Kalau mengacu kepada panjang kuburannya tinggi Datuak Tantejo Gurhano diperkirakan mencapai 20-an meter, sangat luar biasa kalau dibandingkan dengan tinggi manusia yang ada sekarang.
Tantejo Gurhano hidup pada masa kerajaan Koto Batu yang merupakan kerajaan pertama di Minangkabau yang berpusat di Nagari Pariangan lereng Gunung Marapi. Waktu itu kerajaan diperintah oleh Sultan Sri Maharaja Diraja, ayah dari Datuak Ketmanggungan pendiri lareh Koto Piliang.
Semasa hidupnya Tantejo Gurahano dikenal sebagai arsitek ulung, dialah yang membuat rumah gadang pertama kali.
Karya agung dari Tantejo Gurhano adalah Balairung Sari di nagari Tabek yang sampai kini masih utuh. Nagari Tabek letaknya bersebelahan dengan nagari Pariangan.
Balairung Sari yang disebut juga dengan Balairung Panjang berukuran 48 x 3,4 meter dengan tinggi 5,30 meter. Usia bangunannya diperkirakan 450 tahun.
Balairung sari beratap ijuk itu merupakan lambang demokrasi di Minangkabau, sebagai tempat musyawarah bagi petinggi nagari untuk mencari kata sepakat guna menyelesaikan berbagai persoalan.

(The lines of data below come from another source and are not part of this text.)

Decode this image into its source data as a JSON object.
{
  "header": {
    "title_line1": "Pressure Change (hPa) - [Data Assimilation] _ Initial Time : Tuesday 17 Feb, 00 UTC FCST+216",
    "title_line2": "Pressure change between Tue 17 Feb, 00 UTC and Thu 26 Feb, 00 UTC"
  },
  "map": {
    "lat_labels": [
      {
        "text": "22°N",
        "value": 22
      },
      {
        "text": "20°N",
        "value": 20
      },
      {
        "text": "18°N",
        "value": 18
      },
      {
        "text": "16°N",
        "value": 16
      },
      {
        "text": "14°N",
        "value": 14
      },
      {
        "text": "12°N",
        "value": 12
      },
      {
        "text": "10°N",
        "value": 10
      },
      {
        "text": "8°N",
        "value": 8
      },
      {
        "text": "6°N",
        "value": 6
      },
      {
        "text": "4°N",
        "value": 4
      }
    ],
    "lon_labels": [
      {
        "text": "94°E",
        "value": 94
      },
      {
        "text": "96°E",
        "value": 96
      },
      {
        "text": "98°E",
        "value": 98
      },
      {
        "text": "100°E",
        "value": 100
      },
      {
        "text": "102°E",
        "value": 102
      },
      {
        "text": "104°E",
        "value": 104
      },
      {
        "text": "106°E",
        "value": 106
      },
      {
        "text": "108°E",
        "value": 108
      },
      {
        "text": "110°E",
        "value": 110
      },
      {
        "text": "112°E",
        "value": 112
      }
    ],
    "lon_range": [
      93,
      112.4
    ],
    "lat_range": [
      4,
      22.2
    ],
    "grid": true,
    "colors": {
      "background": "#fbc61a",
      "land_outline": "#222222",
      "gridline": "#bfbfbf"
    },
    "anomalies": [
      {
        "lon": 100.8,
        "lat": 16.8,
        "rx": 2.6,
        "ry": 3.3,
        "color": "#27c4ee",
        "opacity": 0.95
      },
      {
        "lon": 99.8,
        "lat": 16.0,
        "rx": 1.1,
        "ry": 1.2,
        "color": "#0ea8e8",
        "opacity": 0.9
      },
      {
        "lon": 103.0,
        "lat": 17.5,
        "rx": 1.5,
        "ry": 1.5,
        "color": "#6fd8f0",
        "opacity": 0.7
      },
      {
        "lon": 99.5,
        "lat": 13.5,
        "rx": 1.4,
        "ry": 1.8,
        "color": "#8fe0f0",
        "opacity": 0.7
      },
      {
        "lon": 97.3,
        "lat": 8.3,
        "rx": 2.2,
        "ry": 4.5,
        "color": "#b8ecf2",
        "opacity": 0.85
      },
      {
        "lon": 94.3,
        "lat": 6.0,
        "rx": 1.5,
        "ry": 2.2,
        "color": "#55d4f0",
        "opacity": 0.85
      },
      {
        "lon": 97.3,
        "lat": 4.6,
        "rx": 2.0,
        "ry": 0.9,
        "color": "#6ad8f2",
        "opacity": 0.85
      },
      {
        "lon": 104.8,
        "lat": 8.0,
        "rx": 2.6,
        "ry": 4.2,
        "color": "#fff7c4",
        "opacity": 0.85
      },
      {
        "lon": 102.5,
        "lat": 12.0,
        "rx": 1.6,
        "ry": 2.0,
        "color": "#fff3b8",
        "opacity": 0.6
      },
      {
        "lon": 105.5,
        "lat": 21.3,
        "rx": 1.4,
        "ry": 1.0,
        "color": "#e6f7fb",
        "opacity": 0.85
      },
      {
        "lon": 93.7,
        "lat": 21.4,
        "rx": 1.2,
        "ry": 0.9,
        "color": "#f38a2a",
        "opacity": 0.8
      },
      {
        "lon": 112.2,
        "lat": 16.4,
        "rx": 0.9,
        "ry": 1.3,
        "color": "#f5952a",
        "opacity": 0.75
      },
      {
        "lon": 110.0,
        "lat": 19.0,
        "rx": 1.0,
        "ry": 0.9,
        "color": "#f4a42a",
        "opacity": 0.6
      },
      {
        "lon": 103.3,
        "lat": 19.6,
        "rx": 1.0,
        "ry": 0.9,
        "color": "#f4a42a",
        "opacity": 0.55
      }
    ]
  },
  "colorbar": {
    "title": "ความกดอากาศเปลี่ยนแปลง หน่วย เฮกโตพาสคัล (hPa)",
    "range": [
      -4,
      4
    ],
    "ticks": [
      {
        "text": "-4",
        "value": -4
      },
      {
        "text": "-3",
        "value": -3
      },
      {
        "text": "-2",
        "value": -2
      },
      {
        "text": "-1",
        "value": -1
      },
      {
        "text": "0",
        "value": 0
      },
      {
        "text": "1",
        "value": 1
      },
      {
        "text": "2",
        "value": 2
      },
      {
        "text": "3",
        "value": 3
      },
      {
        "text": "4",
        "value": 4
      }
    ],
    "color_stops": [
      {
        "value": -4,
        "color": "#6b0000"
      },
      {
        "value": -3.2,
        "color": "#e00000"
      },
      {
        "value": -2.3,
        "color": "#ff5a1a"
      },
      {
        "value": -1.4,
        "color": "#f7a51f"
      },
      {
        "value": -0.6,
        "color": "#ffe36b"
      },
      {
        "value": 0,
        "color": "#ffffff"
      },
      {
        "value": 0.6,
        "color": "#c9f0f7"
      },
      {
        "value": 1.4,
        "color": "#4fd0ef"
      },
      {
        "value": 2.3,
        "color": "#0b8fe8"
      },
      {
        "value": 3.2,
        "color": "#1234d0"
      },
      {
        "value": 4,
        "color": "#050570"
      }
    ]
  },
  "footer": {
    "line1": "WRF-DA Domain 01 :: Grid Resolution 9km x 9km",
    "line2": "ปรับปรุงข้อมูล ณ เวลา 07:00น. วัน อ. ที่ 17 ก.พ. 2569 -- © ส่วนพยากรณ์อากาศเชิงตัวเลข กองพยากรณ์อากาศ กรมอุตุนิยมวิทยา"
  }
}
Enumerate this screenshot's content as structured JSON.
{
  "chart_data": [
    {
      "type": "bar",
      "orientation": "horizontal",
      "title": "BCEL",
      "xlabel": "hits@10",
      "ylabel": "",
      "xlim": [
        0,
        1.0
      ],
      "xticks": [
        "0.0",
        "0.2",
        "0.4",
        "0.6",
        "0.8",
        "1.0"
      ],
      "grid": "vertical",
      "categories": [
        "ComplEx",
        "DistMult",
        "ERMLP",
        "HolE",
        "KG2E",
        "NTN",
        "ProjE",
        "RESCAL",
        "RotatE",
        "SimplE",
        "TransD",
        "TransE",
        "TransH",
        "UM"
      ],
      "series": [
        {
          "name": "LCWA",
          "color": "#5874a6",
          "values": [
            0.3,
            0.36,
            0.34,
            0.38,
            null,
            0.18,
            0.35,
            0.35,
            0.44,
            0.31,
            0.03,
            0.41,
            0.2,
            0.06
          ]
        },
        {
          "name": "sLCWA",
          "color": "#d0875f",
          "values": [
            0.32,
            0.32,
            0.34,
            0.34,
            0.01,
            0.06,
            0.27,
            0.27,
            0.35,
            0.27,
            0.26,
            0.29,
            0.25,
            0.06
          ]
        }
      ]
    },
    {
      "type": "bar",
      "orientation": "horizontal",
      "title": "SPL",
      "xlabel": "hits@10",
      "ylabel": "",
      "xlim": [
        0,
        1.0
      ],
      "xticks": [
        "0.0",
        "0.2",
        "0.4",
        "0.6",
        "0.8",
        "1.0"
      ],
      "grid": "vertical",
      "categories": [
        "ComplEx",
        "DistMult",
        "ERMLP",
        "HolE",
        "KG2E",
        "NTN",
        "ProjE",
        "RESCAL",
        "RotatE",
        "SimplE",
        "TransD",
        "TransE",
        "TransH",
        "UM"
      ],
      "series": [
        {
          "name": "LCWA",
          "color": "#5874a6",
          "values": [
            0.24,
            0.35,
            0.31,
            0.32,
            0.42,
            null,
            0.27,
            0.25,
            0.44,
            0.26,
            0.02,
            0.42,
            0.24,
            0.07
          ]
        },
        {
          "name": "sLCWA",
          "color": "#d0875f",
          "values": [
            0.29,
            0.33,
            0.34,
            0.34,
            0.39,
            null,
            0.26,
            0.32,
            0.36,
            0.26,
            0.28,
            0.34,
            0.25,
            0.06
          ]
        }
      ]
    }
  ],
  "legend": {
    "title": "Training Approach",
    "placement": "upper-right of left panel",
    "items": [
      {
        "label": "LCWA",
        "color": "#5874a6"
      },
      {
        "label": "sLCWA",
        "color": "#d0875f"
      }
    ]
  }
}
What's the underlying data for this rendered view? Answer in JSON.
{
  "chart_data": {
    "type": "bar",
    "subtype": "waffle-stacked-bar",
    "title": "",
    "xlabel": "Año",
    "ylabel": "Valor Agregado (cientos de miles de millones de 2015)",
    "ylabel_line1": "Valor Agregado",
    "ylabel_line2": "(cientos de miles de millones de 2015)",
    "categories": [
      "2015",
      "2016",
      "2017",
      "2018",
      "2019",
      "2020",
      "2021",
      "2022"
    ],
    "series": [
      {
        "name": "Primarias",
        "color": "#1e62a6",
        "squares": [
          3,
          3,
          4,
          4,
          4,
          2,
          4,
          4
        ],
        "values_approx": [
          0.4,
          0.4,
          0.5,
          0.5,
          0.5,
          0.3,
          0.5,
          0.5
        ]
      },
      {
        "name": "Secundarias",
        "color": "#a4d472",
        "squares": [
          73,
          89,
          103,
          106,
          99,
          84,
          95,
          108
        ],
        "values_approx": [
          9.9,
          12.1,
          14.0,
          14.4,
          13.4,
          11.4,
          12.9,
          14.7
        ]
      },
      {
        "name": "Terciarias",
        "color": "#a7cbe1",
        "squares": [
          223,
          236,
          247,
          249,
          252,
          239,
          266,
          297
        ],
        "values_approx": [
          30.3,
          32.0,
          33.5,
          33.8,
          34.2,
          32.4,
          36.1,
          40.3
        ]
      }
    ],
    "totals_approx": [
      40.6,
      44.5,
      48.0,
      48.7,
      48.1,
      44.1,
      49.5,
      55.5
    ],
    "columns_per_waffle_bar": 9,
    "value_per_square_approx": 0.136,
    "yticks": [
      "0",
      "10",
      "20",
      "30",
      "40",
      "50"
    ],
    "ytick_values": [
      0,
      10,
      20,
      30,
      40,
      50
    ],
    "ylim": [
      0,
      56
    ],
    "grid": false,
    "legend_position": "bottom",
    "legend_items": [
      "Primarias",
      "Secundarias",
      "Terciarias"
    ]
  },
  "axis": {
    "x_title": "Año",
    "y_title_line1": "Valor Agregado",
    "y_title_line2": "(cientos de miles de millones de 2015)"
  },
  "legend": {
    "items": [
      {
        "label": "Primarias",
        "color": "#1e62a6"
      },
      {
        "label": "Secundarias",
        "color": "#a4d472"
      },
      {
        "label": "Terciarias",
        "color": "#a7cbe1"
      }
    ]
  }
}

Tantejo Gurhano membangun Balairung Sari berdasarkan sistem demokrasi lareh Bodi Caniago, dimana lantainya dibuat datar yang melambangkan sifat “egaliter” yakni kesamaan hak dalam menyatakan pendapat, seperti diungkap pepatah “duduak samo randah tagak samo tinggi”.Namun masyarakat nagari Tabek tidak menganut sistem adat lareh bodi caniago itu.
Diceritakan lagi oleh tetua di Pariangan, berdasarkan cerita turun temurun Tantejo Gurhano memasang atap Balirung Sari sambil duduk di halamannya, begitu tinggi besarnya manusia yang satu ini.